According to reports by international organizations, including a United Nations mission, the Azeri military didn’t target civilians in Karabakh through ethnic cleansing, rather much of the exodus of the Armenian population — estimated at over 100,000 — was made up of evacuations or separatist leaders organizing citizens to leave. But as part of any future peace agreement, both Armenians and Azeris displaced by three decades of war must have the right of return to their ancestral lands.

An agreement to open the Zangezur-Syunik Corridor without violating Armenian sovereignty would also need to be urgently reached. If achieved, the road and rail connection between Azerbaijan and its exclave of Nakhichevan, next to the Turkish border, could become a valuable trade route, directly connecting the Caspian Basin with Turkey and NATO territory. It would also diminish Iranian influence in the region and enhance the West’s links with Central Asia.

Meanwhile, the Armenian government, disillusioned by Moscow’s inability to defend its traditional ally, would need to remove the remaining Russian bases on its territory, and Russia’s “peacekeepers” would need to exit Karabakh as well. Russia’s presence there has always been a recipe for division, and it obstructs both countries from moving closer to Western institutions.

Moreover, such moves by Yerevan would likely encourage Georgia to reclaim its Russian-occupied territories. And as Moscow weakens, Tbilisi could offer a looser federal arrangement to the separatist regions of Abkhazia and South Ossetia, while also attracting North Ossetia and other North Caucasus republics to move out of the increasingly obsolete Russian Federation’s sphere of influence.
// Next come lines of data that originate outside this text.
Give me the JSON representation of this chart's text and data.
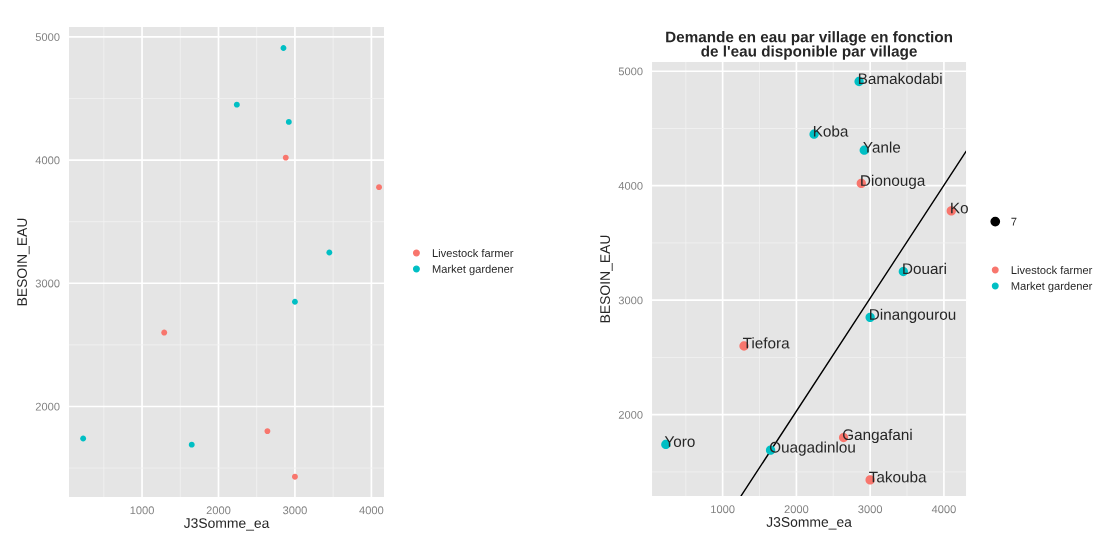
{
  "chart_data": [
    {
      "type": "scatter",
      "xlabel": "J3Somme_ea",
      "ylabel": "BESOIN_EAU",
      "xlim": [
        45,
        4165
      ],
      "ylim": [
        1265,
        5080
      ],
      "xticks": [
        1000,
        2000,
        3000,
        4000
      ],
      "yticks": [
        2000,
        3000,
        4000,
        5000
      ],
      "grid": true,
      "legend": "right",
      "marker": "circle",
      "series": [
        {
          "name": "Livestock farmer",
          "color": "#f8766d",
          "x": [
            2880,
            4100,
            1290,
            2640,
            3000
          ],
          "values": [
            4020,
            3780,
            2600,
            1800,
            1430
          ]
        },
        {
          "name": "Market gardener",
          "color": "#00bfc4",
          "x": [
            2850,
            2240,
            2920,
            3450,
            3000,
            230,
            1650
          ],
          "values": [
            4910,
            4450,
            4310,
            3250,
            2850,
            1740,
            1690
          ]
        }
      ]
    },
    {
      "type": "scatter",
      "title": "Demande en eau par village en fonction\nde l'eau disponible par village",
      "xlabel": "J3Somme_ea",
      "ylabel": "BESOIN_EAU",
      "xlim": [
        43,
        4300
      ],
      "ylim": [
        1290,
        5080
      ],
      "xticks": [
        1000,
        2000,
        3000,
        4000
      ],
      "yticks": [
        2000,
        3000,
        4000,
        5000
      ],
      "grid": true,
      "legend": "right",
      "marker": "circle",
      "legend_title": "7",
      "series": [
        {
          "type": "line",
          "marker": "none",
          "color": "#000000",
          "x": [
            1250,
            4300
          ],
          "values": [
            1290,
            4300
          ]
        },
        {
          "name": "Livestock farmer",
          "color": "#f8766d",
          "x": [
            2880,
            4100,
            1290,
            2640,
            3000
          ],
          "values": [
            4020,
            3780,
            2600,
            1800,
            1430
          ]
        },
        {
          "name": "Market gardener",
          "color": "#00bfc4",
          "x": [
            2850,
            2240,
            2920,
            3450,
            3000,
            230,
            1650
          ],
          "values": [
            4910,
            4450,
            4310,
            3250,
            2850,
            1740,
            1690
          ]
        }
      ],
      "annotations": [
        {
          "text": "Bamakodabi",
          "x": 2850,
          "y": 4910
        },
        {
          "text": "Koba",
          "x": 2240,
          "y": 4450
        },
        {
          "text": "Yanle",
          "x": 2920,
          "y": 4310
        },
        {
          "text": "Dionouga",
          "x": 2880,
          "y": 4020
        },
        {
          "text": "Ko",
          "x": 4100,
          "y": 3780
        },
        {
          "text": "Douari",
          "x": 3450,
          "y": 3250
        },
        {
          "text": "Dinangourou",
          "x": 3000,
          "y": 2850
        },
        {
          "text": "Tiefora",
          "x": 1290,
          "y": 2600
        },
        {
          "text": "Yoro",
          "x": 230,
          "y": 1740
        },
        {
          "text": "Ouagadinlou",
          "x": 1650,
          "y": 1690
        },
        {
          "text": "Gangafani",
          "x": 2640,
          "y": 1800
        },
        {
          "text": "Takouba",
          "x": 3000,
          "y": 1430
        }
      ]
    }
  ]
}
Economic development across the Caucasus region could then be boosted by the development of trade ties between Baku and Yerevan, full diplomatic relations between Armenia and Turkey, and the design of a new regional development agenda. For example, opening new energy pipelines between the Caspian Sea and Turkey would particularly assist all regional economies, with Armenia no longer excluded from transit. And as an expanding energy and trade hub with intensified links to Europe and the U.S., Azerbaijan could help enhance Armenia’s economic development.

Such stability and cooperation would also bolster capital inflow and Western investment as the region seeks to wean itself off Russia, while ensuring protection from China’s economic dominance at the same time.

After 30 years of instability, this historical crossroads between the Black and Caspian seas now has the chance to tighten its political and economic links with the transatlantic world. However, Western governments need to be involved in helping reintegrate displaced populations in both Azerbaijan and Armenia, providing humanitarian assistance, mediating any latent disputes over borders, minorities or resources, and developing NATO’s security connections with both countries.

Ultimately, Russia and Iran — the two powers that thrive on regional conflict — will be the losers in the South Caucasus. And as Moscow forfeits its imperial possessions, becoming increasingly focused on internal turmoil in the North Caucasus, Azerbaijan will be able to campaign more effectively for the rights of its kindred population in Iran, which is estimated to be one-fourth of Iran’s total population.

Azerbaijan’s role as a regional stabilizer would also benefit U.S. interests, helping reduce the persistent threat of regional war,  isolating Iran from the Caucasus, undercutting the Moscow-Tehran axis that generates conflict in the Middle East, and providing an alternative to China’s economic penetration. But without Western involvement, it’s unlikely such a transformation could come to life.